Many people living in the most prosperous societies in human history are simply unaware of the scale and speed of human progress, through no fault of their own. Incremental progress is (sadly) boring and easy to take for granted. Problems demand attention. It is not surprising that our news has a negativity bias reflective of our psychology, and it would be naively optimistic to expect the incentive structure of the media landscape to change.
Yet self-awareness of our negativity bias may go a long way in reprioritizing our attention.
It is adaptive to pay more attention to what is going wrong than what is going right, but it is adaptive only when focused, constructive criticism motivates problem solving—a process which itself is inherently meaningful. When one’s environment is the crystal ball which can see in realtime every crisis unfolding in every corner of the world, the mental health forecasts are grim.
This is not to say that we ought to put the blinders on and bask in the good news. Even if we could, we would quickly find ourselves devoid of meaning, and progress would stall. Still, to feel disoriented or dissatisfied in this moment may itself be a symptom of progress. The so-called crisis of meaning is partially a byproduct of being born into a level of safety, comfort, and abundance that our psyches were not built to process. Unlike the vast majority of our ancestors—and unlike millions alive today still living under poverty and oppression—those of us in prosperous, liberal democracies have won a birth lottery we did not earn.
As much as that inspires gratitude, it may also evoke guilt.
I suspect that much of the doomsaying in the West today—whether about climate, artificial intelligence, or other catastrophes—including critiques of the very concept of human progress, is a flawed attempt to contend with this guilt. As if an intuition that things cannot be this good, we are too far outside the norm of human existence, things must be unstable and primed for collapse. Such existential dread beats apathy—at least in the pursuit of meaning, and in tacitly acknowledging that we have something worth protecting—but is unlikely to produce true progress.

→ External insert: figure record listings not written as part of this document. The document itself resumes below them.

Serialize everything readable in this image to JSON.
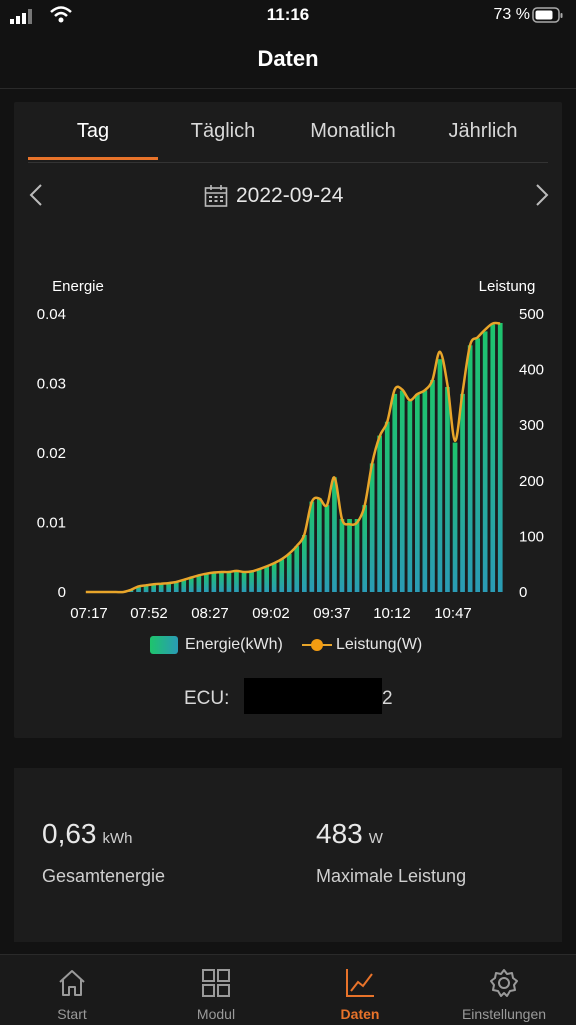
{
  "status": {
    "time": "11:16",
    "battery": "73 %"
  },
  "header": {
    "title": "Daten"
  },
  "tabs": [
    {
      "label": "Tag",
      "active": true
    },
    {
      "label": "Täglich"
    },
    {
      "label": "Monatlich"
    },
    {
      "label": "Jährlich"
    }
  ],
  "date": "2022-09-24",
  "chart_data": {
    "type": "bar",
    "left_axis_label": "Energie",
    "right_axis_label": "Leistung",
    "left_ticks": [
      "0.04",
      "0.03",
      "0.02",
      "0.01",
      "0"
    ],
    "right_ticks": [
      "500",
      "400",
      "300",
      "200",
      "100",
      "0"
    ],
    "x_ticks": [
      "07:17",
      "07:52",
      "08:27",
      "09:02",
      "09:37",
      "10:12",
      "10:47"
    ],
    "ylim_energy": [
      0,
      0.04
    ],
    "ylim_power": [
      0,
      500
    ],
    "energy": [
      0,
      0,
      0,
      0,
      0,
      0,
      0.0003,
      0.0008,
      0.001,
      0.0011,
      0.0012,
      0.0013,
      0.0015,
      0.0018,
      0.0021,
      0.0024,
      0.0027,
      0.0029,
      0.003,
      0.003,
      0.0031,
      0.0029,
      0.003,
      0.0033,
      0.0037,
      0.0041,
      0.0047,
      0.0055,
      0.0066,
      0.0082,
      0.013,
      0.0135,
      0.0125,
      0.0165,
      0.0105,
      0.0105,
      0.0105,
      0.0125,
      0.0185,
      0.0225,
      0.0245,
      0.0285,
      0.029,
      0.0275,
      0.0285,
      0.029,
      0.0305,
      0.0335,
      0.0295,
      0.0215,
      0.0285,
      0.0355,
      0.0365,
      0.0375,
      0.0385,
      0.0387
    ],
    "power": [
      0,
      0,
      0,
      0,
      0,
      0,
      4,
      10,
      12,
      14,
      15,
      16,
      18,
      22,
      26,
      30,
      33,
      35,
      36,
      36,
      38,
      36,
      37,
      41,
      46,
      52,
      59,
      69,
      83,
      103,
      162,
      168,
      156,
      206,
      131,
      122,
      125,
      155,
      231,
      280,
      306,
      364,
      364,
      345,
      356,
      363,
      381,
      432,
      372,
      272,
      360,
      444,
      458,
      472,
      483,
      483
    ],
    "legend": [
      "Energie(kWh)",
      "Leistung(W)"
    ],
    "colors": {
      "bar_top": "#1ec46c",
      "bar_bottom": "#2a9bb5",
      "line": "#e8a52a",
      "grid": "#2a2a2a"
    }
  },
  "ecu": {
    "label": "ECU:",
    "value_tail": "2"
  },
  "stats": {
    "total_energy": {
      "value": "0,63",
      "unit": "kWh",
      "label": "Gesamtenergie"
    },
    "max_power": {
      "value": "483",
      "unit": "W",
      "label": "Maximale Leistung"
    }
  },
  "tabbar": [
    {
      "label": "Start",
      "icon": "home-icon"
    },
    {
      "label": "Modul",
      "icon": "grid-icon"
    },
    {
      "label": "Daten",
      "icon": "chart-icon",
      "active": true
    },
    {
      "label": "Einstellungen",
      "icon": "gear-icon"
    }
  ]
}
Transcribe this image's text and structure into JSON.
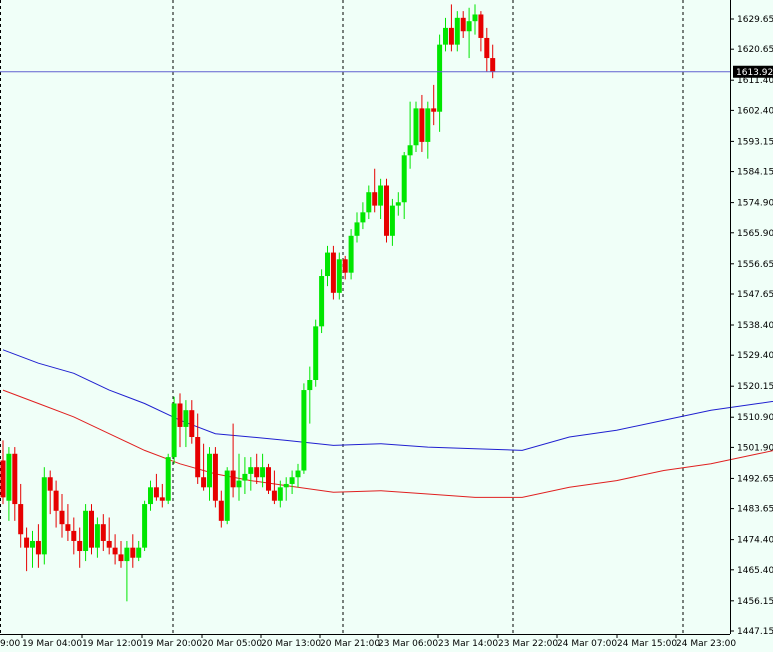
{
  "chart_data": {
    "type": "candlestick",
    "instrument_price_label": "1613.92",
    "current_price": 1613.92,
    "y_ticks": [
      1629.65,
      1620.65,
      1611.4,
      1602.4,
      1593.15,
      1584.15,
      1574.9,
      1565.9,
      1556.65,
      1547.65,
      1538.4,
      1529.4,
      1520.15,
      1510.9,
      1501.9,
      1492.65,
      1483.65,
      1474.4,
      1465.4,
      1456.15,
      1447.15
    ],
    "ylim": [
      1447.15,
      1632.7
    ],
    "x_ticks": [
      "19 Mar 04:00",
      "19 Mar 12:00",
      "19 Mar 20:00",
      "20 Mar 05:00",
      "20 Mar 13:00",
      "20 Mar 21:00",
      "23 Mar 06:00",
      "23 Mar 14:00",
      "23 Mar 22:00",
      "24 Mar 07:00",
      "24 Mar 15:00",
      "24 Mar 23:00"
    ],
    "x_tick_partial": "9:00",
    "colors": {
      "background": "#f0fff8",
      "bull": "#00e600",
      "bear": "#e60000",
      "ma_fast": "#e02020",
      "ma_slow": "#2020d0",
      "grid": "#000000",
      "price_line": "#6060d0",
      "price_tag": "#000000",
      "axis": "#000000"
    },
    "candles": [
      [
        1498,
        1504,
        1485,
        1487
      ],
      [
        1486,
        1502,
        1480,
        1500
      ],
      [
        1500,
        1502,
        1480,
        1485
      ],
      [
        1485,
        1491,
        1472,
        1476
      ],
      [
        1475,
        1478,
        1465,
        1472
      ],
      [
        1472,
        1477,
        1466,
        1474
      ],
      [
        1474,
        1479,
        1466,
        1470
      ],
      [
        1470,
        1496,
        1467,
        1493
      ],
      [
        1493,
        1495,
        1482,
        1489
      ],
      [
        1489,
        1492,
        1478,
        1483
      ],
      [
        1483,
        1488,
        1475,
        1479
      ],
      [
        1479,
        1485,
        1474,
        1477
      ],
      [
        1477,
        1481,
        1470,
        1474
      ],
      [
        1474,
        1478,
        1466,
        1471
      ],
      [
        1471,
        1485,
        1468,
        1483
      ],
      [
        1483,
        1485,
        1470,
        1472
      ],
      [
        1472,
        1481,
        1469,
        1479
      ],
      [
        1479,
        1482,
        1471,
        1474
      ],
      [
        1474,
        1481,
        1470,
        1472
      ],
      [
        1472,
        1476,
        1467,
        1470
      ],
      [
        1470,
        1474,
        1466,
        1468
      ],
      [
        1468,
        1474,
        1456,
        1472
      ],
      [
        1472,
        1476,
        1466,
        1469
      ],
      [
        1469,
        1474,
        1468,
        1472
      ],
      [
        1472,
        1486,
        1471,
        1485
      ],
      [
        1485,
        1492,
        1483,
        1490
      ],
      [
        1490,
        1494,
        1486,
        1487
      ],
      [
        1487,
        1491,
        1484,
        1486
      ],
      [
        1486,
        1500,
        1485,
        1499
      ],
      [
        1499,
        1517,
        1497,
        1515
      ],
      [
        1515,
        1518,
        1502,
        1508
      ],
      [
        1508,
        1516,
        1502,
        1513
      ],
      [
        1513,
        1516,
        1503,
        1505
      ],
      [
        1505,
        1512,
        1491,
        1493
      ],
      [
        1493,
        1503,
        1489,
        1490
      ],
      [
        1490,
        1502,
        1486,
        1500
      ],
      [
        1500,
        1502,
        1484,
        1486
      ],
      [
        1486,
        1489,
        1478,
        1480
      ],
      [
        1480,
        1496,
        1479,
        1495
      ],
      [
        1495,
        1509,
        1487,
        1490
      ],
      [
        1490,
        1500,
        1486,
        1492
      ],
      [
        1492,
        1499,
        1488,
        1494
      ],
      [
        1494,
        1499,
        1489,
        1496
      ],
      [
        1496,
        1500,
        1491,
        1493
      ],
      [
        1493,
        1500,
        1490,
        1496
      ],
      [
        1496,
        1497,
        1488,
        1489
      ],
      [
        1489,
        1495,
        1485,
        1486
      ],
      [
        1486,
        1492,
        1484,
        1490
      ],
      [
        1490,
        1493,
        1486,
        1491
      ],
      [
        1491,
        1495,
        1488,
        1493
      ],
      [
        1493,
        1497,
        1490,
        1495
      ],
      [
        1495,
        1521,
        1494,
        1519
      ],
      [
        1519,
        1526,
        1509,
        1522
      ],
      [
        1522,
        1540,
        1520,
        1538
      ],
      [
        1538,
        1555,
        1536,
        1553
      ],
      [
        1553,
        1562,
        1550,
        1560
      ],
      [
        1560,
        1562,
        1546,
        1548
      ],
      [
        1548,
        1560,
        1546,
        1558
      ],
      [
        1558,
        1559,
        1552,
        1554
      ],
      [
        1554,
        1567,
        1552,
        1565
      ],
      [
        1565,
        1572,
        1563,
        1569
      ],
      [
        1569,
        1575,
        1567,
        1572
      ],
      [
        1572,
        1580,
        1570,
        1578
      ],
      [
        1578,
        1585,
        1572,
        1574
      ],
      [
        1574,
        1582,
        1570,
        1580
      ],
      [
        1580,
        1582,
        1563,
        1565
      ],
      [
        1565,
        1576,
        1562,
        1574
      ],
      [
        1574,
        1578,
        1571,
        1575
      ],
      [
        1575,
        1590,
        1570,
        1589
      ],
      [
        1589,
        1605,
        1585,
        1592
      ],
      [
        1592,
        1605,
        1590,
        1603
      ],
      [
        1603,
        1607,
        1590,
        1593
      ],
      [
        1593,
        1605,
        1588,
        1603
      ],
      [
        1603,
        1610,
        1598,
        1602
      ],
      [
        1602,
        1625,
        1596,
        1622
      ],
      [
        1622,
        1630,
        1620,
        1627
      ],
      [
        1627,
        1634,
        1620,
        1622
      ],
      [
        1622,
        1632,
        1620,
        1630
      ],
      [
        1630,
        1632,
        1624,
        1626
      ],
      [
        1626,
        1633,
        1618,
        1629
      ],
      [
        1629,
        1634,
        1625,
        1631
      ],
      [
        1631,
        1632,
        1620,
        1624
      ],
      [
        1624,
        1627,
        1614,
        1618
      ],
      [
        1618,
        1622,
        1612,
        1614
      ]
    ],
    "ma_slow": [
      [
        0,
        1531
      ],
      [
        6,
        1527
      ],
      [
        12,
        1524
      ],
      [
        18,
        1519
      ],
      [
        24,
        1515
      ],
      [
        30,
        1510
      ],
      [
        36,
        1506
      ],
      [
        42,
        1505
      ],
      [
        48,
        1504
      ],
      [
        56,
        1502.5
      ],
      [
        64,
        1503
      ],
      [
        72,
        1502
      ],
      [
        80,
        1501.5
      ],
      [
        88,
        1501
      ],
      [
        96,
        1505
      ],
      [
        104,
        1507
      ],
      [
        112,
        1510
      ],
      [
        120,
        1513
      ],
      [
        128,
        1515
      ],
      [
        136,
        1517
      ],
      [
        144,
        1519
      ],
      [
        152,
        1522
      ],
      [
        160,
        1523
      ],
      [
        168,
        1525.5
      ],
      [
        174,
        1531
      ]
    ],
    "ma_fast": [
      [
        0,
        1519
      ],
      [
        6,
        1515
      ],
      [
        12,
        1511
      ],
      [
        18,
        1506
      ],
      [
        24,
        1501
      ],
      [
        30,
        1497
      ],
      [
        36,
        1494
      ],
      [
        42,
        1492
      ],
      [
        48,
        1490.5
      ],
      [
        56,
        1488.5
      ],
      [
        64,
        1489
      ],
      [
        72,
        1488
      ],
      [
        80,
        1487
      ],
      [
        88,
        1487
      ],
      [
        96,
        1490
      ],
      [
        104,
        1492
      ],
      [
        112,
        1495
      ],
      [
        120,
        1497
      ],
      [
        128,
        1500
      ],
      [
        136,
        1503
      ],
      [
        144,
        1507
      ],
      [
        152,
        1510
      ],
      [
        160,
        1513
      ],
      [
        168,
        1516
      ],
      [
        174,
        1520
      ]
    ]
  }
}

What is? Acknowledging the real constraints of human nature, and working with them rather than against them. We have an innate propensity for rewarding challenges, alleviating suffering, ingenuity, but also an evolved negativity bias and propensity for social comparison that is maladaptive in a globally connected world.
Improper comparison—to a hypothetical utopia, or to the global bourgeoisie, as if a fixed caste rather than ever-changing extreme outliers of material abundance and social capital—leads to perpetual disappointment and the destruction of progress, if the catastrophic history of socialist experiments throughout the last century serves as any reminder.
But comparison need not always be the thief of joy.
A more humble and empirically grounded account of human history may instead inspire. Simply encountering this article means you, in all likelihood, live a higher quality of life than most humans who ever lived, with technology and abundance they could have never dreamed of.
Gratitude, properly understood, does not demand guilt—it demands responsibility. To be born into this era of superabundance comes at the cost of an inherently meaningful struggle for survival. But it offers the opportunity to choose problems worth solving. Humanity still has much room to progress, and we can say this without denying the miraculous work that has already been done.